Tentoonstelling — 16 nov 1996 t/m 20 jan 1997

Het Stedelijk Museum presenteert vanaf 16 november de tentoonstelling Imi Knoebel, Works 1968-1996. De Duitse kunstenaar toont installaties, sculpturen en schilderijen, gemaakt vanaf het einde van de jaren zestig tot heden. Deze expositie is de eerste van een kwartet van tentoonstellingen van belangrijke naoorlogse Duitse kunstenaars. In de loop van 1997 volgen grote archief van Markus Lupertz, Ulrich Ruckriem en Katharina Sieverding.  

Deze tentoonstelling biedt een ruim overzicht van het werk van Knoebel, maar is geen retrospectief. Voor deze presentatie werden groepen werken geselecteerd die helder laten zien dat ongewijzigde uitgangspunten in de loop der jaren een grote visuele variatie hebben opgeleverd. Werk van Knoebel was eerder in Nederland te zien in tentoonstellingen die wat hun karakter betreft sterk uiteenliepen. In het Stedelijk Museum zijn nu voor de eerste keer alle aspecten uit zijn werk samen te zien. Hier blijkt dat Knoebel een duidelijk onderling verband aan brengt in zijn verschillende soorten werk, en dat de soms verwarrende veelvormigheid slechts schijn is.
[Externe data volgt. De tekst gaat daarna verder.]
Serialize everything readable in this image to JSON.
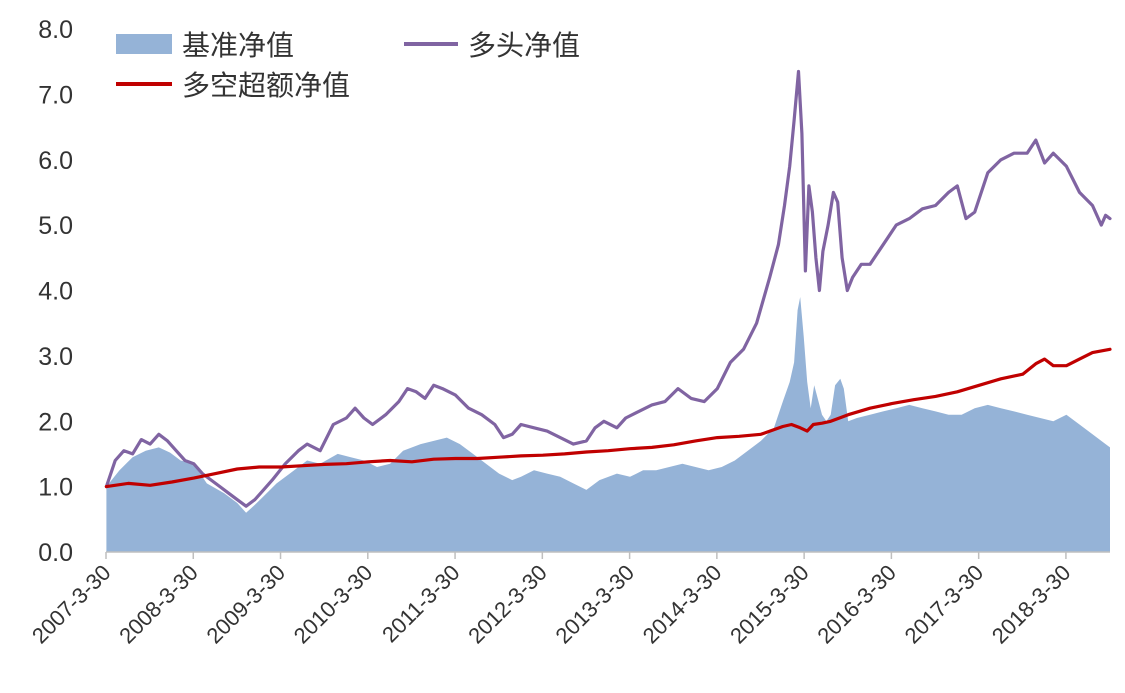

Knoebel (Dessau, 1940) beschouwt zichzelf voornamelijk als schilder. In zijn manier van schilderen is hij beinvloed door grote voorbeelden als Mondriaan en Malevich en voor zijn ontwikkeling waren bijvoorbeeld Blinky Palermo en Lucio Fontana belangrijk. Hij hanteert schilderkunstige middelen als kleur, verfstreek, verschillende dragers, bewerkte en onbewerkte oppervlakken, constructies om de dragers op te spannen. Tegelijkertijd speelt volume, dat directer te maken heeft met beeldhouwkunst, een prominente rol. Hij toont platte, onbewerkte platen hardboard, spieramen in stapelingen en ruimtelijke ordeningen. Sommige werken van Knoebel doen denken aan de Amerikaanse Minimal Art. Toch streeft Knoebel niet naar het anonieme, het herhalende van die stroming; hij gebruikt een systematische aanpak om openheid en dynamiek te bereiken. Dit is duidelijk te zien in de installatie Raum 19 (1968, in 1992 nogmaals uitgevoerd), gebaseerd op een ruimte die hij in de Dusseldorfer Academie tijdens de jaren zestig deelde met de schilders Jorg Immendorf en Blinky Palermo. De installatie bestaat uit een hele serie voorwerpen, sokkels en spieramen, die ogenschijnlijk wanordelijk zijn opgeslagen. De panelen en lijsten behoren tot de materialen van de schilder, maar samen vormen ze een driedimensionale sculptuur. Het hardboard is onbeschilderd en de vormen zijn met grote precisie uitgevoerd. Dit werk, dat zich beweegt tussen de disciplines en het tweedimensionale en driedimensionale met elkaar verbindt, is in zekere zin Knoebels antwoord op Joseph Beuys (bij wie Knoebel op de Kunstacademie in Dusseldorf heeft gestudeerd).

De erezaal van het museum is door Knoebel ingericht met nieuwe werken, die hij speciaal voor deze tentoonstelling maakte. Opvallend is daarbij de prominente rol die de kleurconstructie krijgt toebedeeld. Andere belangrijke werken zijn onder meer Schwarzes Kreuz (1968-85), de serie Grace Kelly (1989-91), 24.1.86 (1986), Weisse Constellation (1996) en Genter Raum (1980). In totaal bestaat de expositie uit 75 werken en beslaat elf zalen.

Bij deze tentoonstelling is de catalogus Imi Knoebel - works 1968-1996 verschenen. Met teksten van Rudi Fuchs, Max Wechsler, Johannes Stettgen, Hubertus Gassner, Marja Bloem en Carmen Knoebel. De catalogus verschijnt in het Engels en het Duits en werd uitgegeven door Cantz in 1996. Verkrijgbaar in de boekwinkel van het Stedelijk Museum.

Deze tentoonstelling kwam tot stand in samenwerking met het Haus der Kunst, Munchen, en is mede mogelijk gemaakt door de Stiftung Kunst und Kultur des Landes Nordrhein-Westfalen en Hugo Boss.